As for Buarque, “I wanted to show him as a musician,” says Adolfo. “There’s no doubt he’s one of the three most important lyricists in Brazil, but he’s also a composer who ranks alongside Jobim and Edu Lobo. He chooses different chords and different bass lines. You can hear in songs like ‘A Ostra e o Vento’ (The Oyster and the Wind) that the harmonies are very sophisticated. As a composer, as a musician who writes songs, he and Guinga do things that nobody else does in Brazilian music, with chords and melodies that are unexpected.”
Produced and arranged by Adolfo, Chora Baião features the same basic cast heard on last year’s Lá e Cá: Uruguayan-born guitarist Leo Amuedo (a frequent collaborator with Ivan Lins), bassist Jorge Helder (often heard with Chico Buarque and Maria Bethânia), drummer Rafael Barata (Edu Lobo, Rosa Passos, Mônica Salmaso), and—on two tracks—vocalist Carol Saboya. The formidable Marcos Suzano (Lenine, Gilberto Gil, Zizi Possi) is added on percussion.

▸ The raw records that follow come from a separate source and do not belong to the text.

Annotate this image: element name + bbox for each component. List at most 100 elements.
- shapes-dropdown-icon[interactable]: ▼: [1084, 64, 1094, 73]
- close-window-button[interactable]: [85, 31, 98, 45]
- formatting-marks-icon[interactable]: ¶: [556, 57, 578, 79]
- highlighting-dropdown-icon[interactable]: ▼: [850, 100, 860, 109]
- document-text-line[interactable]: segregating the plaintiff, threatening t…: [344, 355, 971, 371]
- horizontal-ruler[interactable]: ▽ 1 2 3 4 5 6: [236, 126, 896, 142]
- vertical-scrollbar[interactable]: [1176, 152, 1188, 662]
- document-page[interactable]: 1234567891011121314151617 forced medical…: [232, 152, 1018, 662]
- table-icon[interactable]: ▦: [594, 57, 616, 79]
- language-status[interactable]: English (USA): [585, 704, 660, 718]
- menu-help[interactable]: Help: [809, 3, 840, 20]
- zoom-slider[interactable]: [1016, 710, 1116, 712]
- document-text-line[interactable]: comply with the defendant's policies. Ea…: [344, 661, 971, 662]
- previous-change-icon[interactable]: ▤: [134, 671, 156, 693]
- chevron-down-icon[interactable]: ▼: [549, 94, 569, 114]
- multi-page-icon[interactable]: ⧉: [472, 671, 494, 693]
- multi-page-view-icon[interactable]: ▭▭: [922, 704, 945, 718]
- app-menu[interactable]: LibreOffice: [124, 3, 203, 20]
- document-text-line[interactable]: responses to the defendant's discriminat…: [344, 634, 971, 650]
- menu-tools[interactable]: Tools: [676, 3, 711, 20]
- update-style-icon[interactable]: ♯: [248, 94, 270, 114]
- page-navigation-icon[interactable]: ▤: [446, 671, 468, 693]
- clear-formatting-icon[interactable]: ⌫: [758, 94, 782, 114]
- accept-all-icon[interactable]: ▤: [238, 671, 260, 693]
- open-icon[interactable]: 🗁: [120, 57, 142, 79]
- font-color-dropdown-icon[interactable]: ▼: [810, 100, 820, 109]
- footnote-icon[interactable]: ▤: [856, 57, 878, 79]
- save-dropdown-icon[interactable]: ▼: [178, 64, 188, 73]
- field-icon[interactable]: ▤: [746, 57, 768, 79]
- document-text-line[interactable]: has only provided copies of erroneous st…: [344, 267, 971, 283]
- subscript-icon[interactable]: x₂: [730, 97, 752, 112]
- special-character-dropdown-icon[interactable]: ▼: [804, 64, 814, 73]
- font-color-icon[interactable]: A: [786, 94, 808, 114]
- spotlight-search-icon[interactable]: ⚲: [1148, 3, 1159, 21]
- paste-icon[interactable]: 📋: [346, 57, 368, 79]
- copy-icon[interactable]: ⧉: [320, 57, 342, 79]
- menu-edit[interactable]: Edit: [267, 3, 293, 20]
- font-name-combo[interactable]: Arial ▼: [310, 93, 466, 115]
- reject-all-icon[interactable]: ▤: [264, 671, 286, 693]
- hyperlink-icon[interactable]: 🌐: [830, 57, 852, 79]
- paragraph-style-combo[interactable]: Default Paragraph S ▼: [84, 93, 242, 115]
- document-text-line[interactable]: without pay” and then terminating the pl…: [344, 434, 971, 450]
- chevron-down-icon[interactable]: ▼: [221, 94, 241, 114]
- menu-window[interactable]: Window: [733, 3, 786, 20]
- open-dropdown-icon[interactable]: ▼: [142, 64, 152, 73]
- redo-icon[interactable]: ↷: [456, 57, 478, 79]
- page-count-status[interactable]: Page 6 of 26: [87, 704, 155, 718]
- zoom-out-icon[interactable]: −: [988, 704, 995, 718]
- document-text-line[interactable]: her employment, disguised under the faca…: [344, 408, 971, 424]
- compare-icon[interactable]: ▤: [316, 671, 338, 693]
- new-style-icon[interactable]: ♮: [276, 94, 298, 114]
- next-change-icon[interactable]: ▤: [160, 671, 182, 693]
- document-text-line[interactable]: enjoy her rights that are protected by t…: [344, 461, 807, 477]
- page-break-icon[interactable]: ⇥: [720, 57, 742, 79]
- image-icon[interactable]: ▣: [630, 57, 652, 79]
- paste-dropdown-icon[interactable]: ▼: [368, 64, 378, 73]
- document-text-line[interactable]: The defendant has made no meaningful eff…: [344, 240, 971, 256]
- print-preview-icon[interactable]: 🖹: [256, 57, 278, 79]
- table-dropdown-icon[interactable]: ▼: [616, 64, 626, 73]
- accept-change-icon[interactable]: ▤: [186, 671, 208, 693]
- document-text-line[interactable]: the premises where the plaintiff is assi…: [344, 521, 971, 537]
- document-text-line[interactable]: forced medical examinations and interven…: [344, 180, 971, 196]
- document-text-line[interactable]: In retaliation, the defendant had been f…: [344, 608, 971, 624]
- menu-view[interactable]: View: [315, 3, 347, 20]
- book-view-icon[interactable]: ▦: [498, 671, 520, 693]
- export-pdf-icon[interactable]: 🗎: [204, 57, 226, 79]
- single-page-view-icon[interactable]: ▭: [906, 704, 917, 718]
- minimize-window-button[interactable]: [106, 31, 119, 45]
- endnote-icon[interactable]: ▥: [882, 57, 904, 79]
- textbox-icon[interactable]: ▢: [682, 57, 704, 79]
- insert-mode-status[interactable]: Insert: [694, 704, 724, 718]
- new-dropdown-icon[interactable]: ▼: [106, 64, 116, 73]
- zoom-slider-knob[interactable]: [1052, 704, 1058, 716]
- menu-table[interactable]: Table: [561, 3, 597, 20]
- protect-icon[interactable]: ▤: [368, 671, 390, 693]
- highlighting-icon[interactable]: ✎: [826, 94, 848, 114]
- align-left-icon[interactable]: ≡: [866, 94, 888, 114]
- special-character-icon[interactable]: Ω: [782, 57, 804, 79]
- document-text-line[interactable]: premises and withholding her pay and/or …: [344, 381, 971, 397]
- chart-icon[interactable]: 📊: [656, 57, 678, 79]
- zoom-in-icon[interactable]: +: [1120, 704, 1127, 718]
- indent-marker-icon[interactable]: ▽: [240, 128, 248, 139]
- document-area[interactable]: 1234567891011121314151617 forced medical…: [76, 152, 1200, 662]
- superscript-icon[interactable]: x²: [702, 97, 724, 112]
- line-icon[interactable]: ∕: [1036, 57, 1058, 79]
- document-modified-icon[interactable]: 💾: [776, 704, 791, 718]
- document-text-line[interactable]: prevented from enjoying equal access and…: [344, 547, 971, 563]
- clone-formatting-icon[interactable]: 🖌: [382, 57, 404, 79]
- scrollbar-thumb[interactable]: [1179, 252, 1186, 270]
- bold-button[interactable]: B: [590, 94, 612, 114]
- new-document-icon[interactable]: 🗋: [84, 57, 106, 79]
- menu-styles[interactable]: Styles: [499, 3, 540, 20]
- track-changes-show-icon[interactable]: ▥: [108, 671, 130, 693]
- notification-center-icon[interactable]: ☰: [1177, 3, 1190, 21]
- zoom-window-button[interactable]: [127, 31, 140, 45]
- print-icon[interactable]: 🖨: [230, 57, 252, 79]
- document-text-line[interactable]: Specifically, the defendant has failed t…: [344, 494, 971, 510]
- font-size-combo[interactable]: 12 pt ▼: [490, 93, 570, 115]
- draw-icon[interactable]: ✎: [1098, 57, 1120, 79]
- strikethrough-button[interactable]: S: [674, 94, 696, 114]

Besides his prolific work as a pianist, composer, and arranger, Adolfo, 64, continues to be a leader in music education. The Centro Musical Antonio Adolfo in Rio and a new experimental Brazilian music school in Hollywood, Florida, where he resides, are a big part of his current professional life. “Nadia Boulanger and all the other teachers I had were my inspiration to become a music educator myself,” says Adolfo. “My involvement in education is a result of my interest in always trying to go deeper and to deal technically with different music subjects, which has helped my own development and growth as a musician.”